Lors de sa visite de deux jours en Corée du Sud, Nancy Pelosi, loin d’appeler au dialogue intercoréen et à la désescalade, a tenu un discours au contraire de nature à attiser les tensions en mettant l’accent sur la démocratie et la défense de la Corée du Sud, visant – bien qu’en évitant de la nommer directement – la République populaire démocratique de Corée (RPDC, Corée du Nord) :

Les Etats-Unis et la Corée du Sud partagent un lien fort formé pour la sécurité et forgé par des décennies d’amitié chaleureuse (…) Notre délégation du Congrès a voyagé à Séoul pour réaffirmer nos liens précieux et notre engagement commun à faire progresser la sécurité et la stabilité, la croissance économique et la gouvernance démocratique.

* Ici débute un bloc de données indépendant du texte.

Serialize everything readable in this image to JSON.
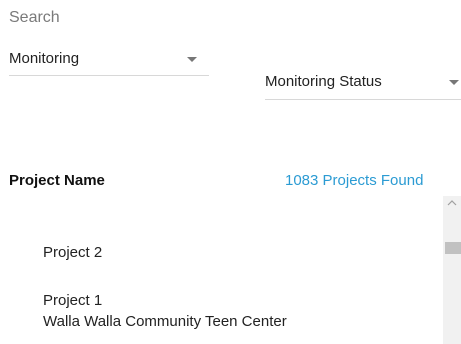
{
  "search": {
    "label": "Search"
  },
  "filters": {
    "monitoring": {
      "selected": "Monitoring"
    },
    "monitoring_status": {
      "selected": "Monitoring Status"
    }
  },
  "table": {
    "column_header": "Project Name",
    "count_text": "1083 Projects Found",
    "items": [
      {
        "label": "Project 2"
      },
      {
        "label": "Project 1"
      },
      {
        "label": "Walla Walla Community Teen Center"
      }
    ]
  },
  "colors": {
    "accent": "#2b9bd3"
  }
}
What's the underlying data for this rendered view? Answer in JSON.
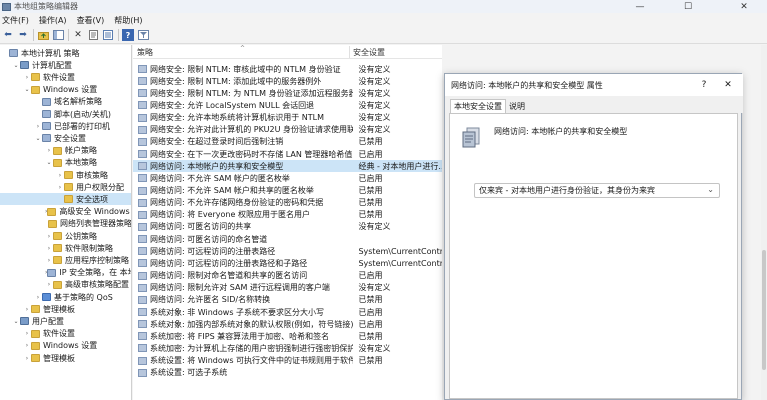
{
  "window": {
    "title": "本地组策略编辑器",
    "minimize": "—",
    "maximize": "☐",
    "close": "✕"
  },
  "menu": [
    "文件(F)",
    "操作(A)",
    "查看(V)",
    "帮助(H)"
  ],
  "toolbar": {
    "back": "⬅",
    "forward": "➡",
    "delete": "✕",
    "help": "?"
  },
  "tree": [
    {
      "label": "本地计算机 策略",
      "indent": 0,
      "arrow": "",
      "icon": "policy"
    },
    {
      "label": "计算机配置",
      "indent": 1,
      "arrow": "⌄",
      "icon": "comp"
    },
    {
      "label": "软件设置",
      "indent": 2,
      "arrow": "›",
      "icon": "folder"
    },
    {
      "label": "Windows 设置",
      "indent": 2,
      "arrow": "⌄",
      "icon": "folder"
    },
    {
      "label": "域名解析策略",
      "indent": 3,
      "arrow": "",
      "icon": "policy"
    },
    {
      "label": "脚本(启动/关机)",
      "indent": 3,
      "arrow": "",
      "icon": "policy"
    },
    {
      "label": "已部署的打印机",
      "indent": 3,
      "arrow": "›",
      "icon": "policy"
    },
    {
      "label": "安全设置",
      "indent": 3,
      "arrow": "⌄",
      "icon": "policy"
    },
    {
      "label": "帐户策略",
      "indent": 4,
      "arrow": "›",
      "icon": "folder"
    },
    {
      "label": "本地策略",
      "indent": 4,
      "arrow": "⌄",
      "icon": "folder"
    },
    {
      "label": "审核策略",
      "indent": 5,
      "arrow": "›",
      "icon": "folder"
    },
    {
      "label": "用户权限分配",
      "indent": 5,
      "arrow": "›",
      "icon": "folder"
    },
    {
      "label": "安全选项",
      "indent": 5,
      "arrow": "",
      "icon": "folder",
      "selected": true
    },
    {
      "label": "高级安全 Windows D",
      "indent": 4,
      "arrow": "›",
      "icon": "folder"
    },
    {
      "label": "网络列表管理器策略",
      "indent": 4,
      "arrow": "",
      "icon": "folder"
    },
    {
      "label": "公钥策略",
      "indent": 4,
      "arrow": "›",
      "icon": "folder"
    },
    {
      "label": "软件限制策略",
      "indent": 4,
      "arrow": "›",
      "icon": "folder"
    },
    {
      "label": "应用程序控制策略",
      "indent": 4,
      "arrow": "›",
      "icon": "folder"
    },
    {
      "label": "IP 安全策略，在 本地",
      "indent": 4,
      "arrow": "›",
      "icon": "policy"
    },
    {
      "label": "高级审核策略配置",
      "indent": 4,
      "arrow": "›",
      "icon": "folder"
    },
    {
      "label": "基于策略的 QoS",
      "indent": 3,
      "arrow": "›",
      "icon": "chart"
    },
    {
      "label": "管理模板",
      "indent": 2,
      "arrow": "›",
      "icon": "folder"
    },
    {
      "label": "用户配置",
      "indent": 1,
      "arrow": "⌄",
      "icon": "comp"
    },
    {
      "label": "软件设置",
      "indent": 2,
      "arrow": "›",
      "icon": "folder"
    },
    {
      "label": "Windows 设置",
      "indent": 2,
      "arrow": "›",
      "icon": "folder"
    },
    {
      "label": "管理模板",
      "indent": 2,
      "arrow": "›",
      "icon": "folder"
    }
  ],
  "list": {
    "col_policy": "策略",
    "col_setting": "安全设置",
    "sort_arrow": "^",
    "rows": [
      {
        "name": "网络安全: 限制 NTLM: 审核此域中的 NTLM 身份验证",
        "value": "没有定义"
      },
      {
        "name": "网络安全: 限制 NTLM: 添加此域中的服务器例外",
        "value": "没有定义"
      },
      {
        "name": "网络安全: 限制 NTLM: 为 NTLM 身份验证添加远程服务器...",
        "value": "没有定义"
      },
      {
        "name": "网络安全: 允许 LocalSystem NULL 会话回退",
        "value": "没有定义"
      },
      {
        "name": "网络安全: 允许本地系统将计算机标识用于 NTLM",
        "value": "没有定义"
      },
      {
        "name": "网络安全: 允许对此计算机的 PKU2U 身份验证请求使用联...",
        "value": "没有定义"
      },
      {
        "name": "网络安全: 在超过登录时间后强制注销",
        "value": "已禁用"
      },
      {
        "name": "网络安全: 在下一次更改密码时不存储 LAN 管理器哈希值",
        "value": "已启用"
      },
      {
        "name": "网络访问: 本地帐户的共享和安全模型",
        "value": "经典 - 对本地用户进行...",
        "selected": true
      },
      {
        "name": "网络访问: 不允许 SAM 帐户的匿名枚举",
        "value": "已启用"
      },
      {
        "name": "网络访问: 不允许 SAM 帐户和共享的匿名枚举",
        "value": "已禁用"
      },
      {
        "name": "网络访问: 不允许存储网络身份验证的密码和凭据",
        "value": "已禁用"
      },
      {
        "name": "网络访问: 将 Everyone 权限应用于匿名用户",
        "value": "已禁用"
      },
      {
        "name": "网络访问: 可匿名访问的共享",
        "value": "没有定义"
      },
      {
        "name": "网络访问: 可匿名访问的命名管道",
        "value": ""
      },
      {
        "name": "网络访问: 可远程访问的注册表路径",
        "value": "System\\CurrentContro..."
      },
      {
        "name": "网络访问: 可远程访问的注册表路径和子路径",
        "value": "System\\CurrentContro..."
      },
      {
        "name": "网络访问: 限制对命名管道和共享的匿名访问",
        "value": "已启用"
      },
      {
        "name": "网络访问: 限制允许对 SAM 进行远程调用的客户端",
        "value": "没有定义"
      },
      {
        "name": "网络访问: 允许匿名 SID/名称转换",
        "value": "已禁用"
      },
      {
        "name": "系统对象: 非 Windows 子系统不要求区分大小写",
        "value": "已启用"
      },
      {
        "name": "系统对象: 加强内部系统对象的默认权限(例如，符号链接)",
        "value": "已启用"
      },
      {
        "name": "系统加密: 将 FIPS 兼容算法用于加密、哈希和签名",
        "value": "已禁用"
      },
      {
        "name": "系统加密: 为计算机上存储的用户密钥强制进行强密钥保护",
        "value": "没有定义"
      },
      {
        "name": "系统设置: 将 Windows 可执行文件中的证书规则用于软件...",
        "value": "已禁用"
      },
      {
        "name": "系统设置: 可选子系统",
        "value": ""
      }
    ]
  },
  "dialog": {
    "title": "网络访问: 本地帐户的共享和安全模型 属性",
    "help": "?",
    "close": "✕",
    "tabs": [
      "本地安全设置",
      "说明"
    ],
    "policy_name": "网络访问: 本地帐户的共享和安全模型",
    "selected_option": "仅来宾 - 对本地用户进行身份验证，其身份为来宾",
    "chevron": "⌄"
  }
}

Sa visite dans la zone démilitarisée a mis en avant que les questions sécuritaires étaient considérées par Nancy Pelosi comme primordiales dans la relation américano – sud-coréenne, la délégation parlementaire américaine choisissant par ailleurs d’être hébergée symboliquement, pour sa visite dans la péninsule coréenne, dans la base aérienne américaine d’Osan, ouverte pendant la guerre de Corée et ayant joué à ce titre un rôle essentiel pour couvrir la Corée d’un tapis de bombes. Enfin, Nancy Pelosi a loué la présence militaire américaine en Corée du Sud : dans un entretien téléphonique avec le président sud-coréen Yoon Suk-yeol, elle a remercié ce dernier « pour l’hospitalité coréenne des 28 000 militaires américains et de leurs familles » et « exprimé la gratitude du Congrès et du pays pour le service patriotique de nos militaires, qui sont des sentinelles de la démocratie sur la péninsule coréenne ».

La RPD de Corée a réagi en dénonçant Nancy Pelosi comme la « pire destructrice » de la paix internationale et de la sécurité, et estimé que sa visite dans la zone démilitarisée témoignait de la « politique hostile de l’actuelle administration américaine » à son encontre. Jo Yong-nam, directeur général du département de la presse et de l’information du ministère nord-coréen des affaires étrangères, a justifié ses critiques contre la Présidente Nancy Pelosi en rappelant sa visite en Ukraine en avril, ainsi que son récent voyage à Taïwan. Un porte-parole de la RPDC avait alors dénoncé l’ingérence américaine dans les affaires intérieures de la Chine et la remise en cause de son intégrité territoriale, en voyant dans l’attitude américaine la source des menaces sur la paix et la sécurité dans la région. 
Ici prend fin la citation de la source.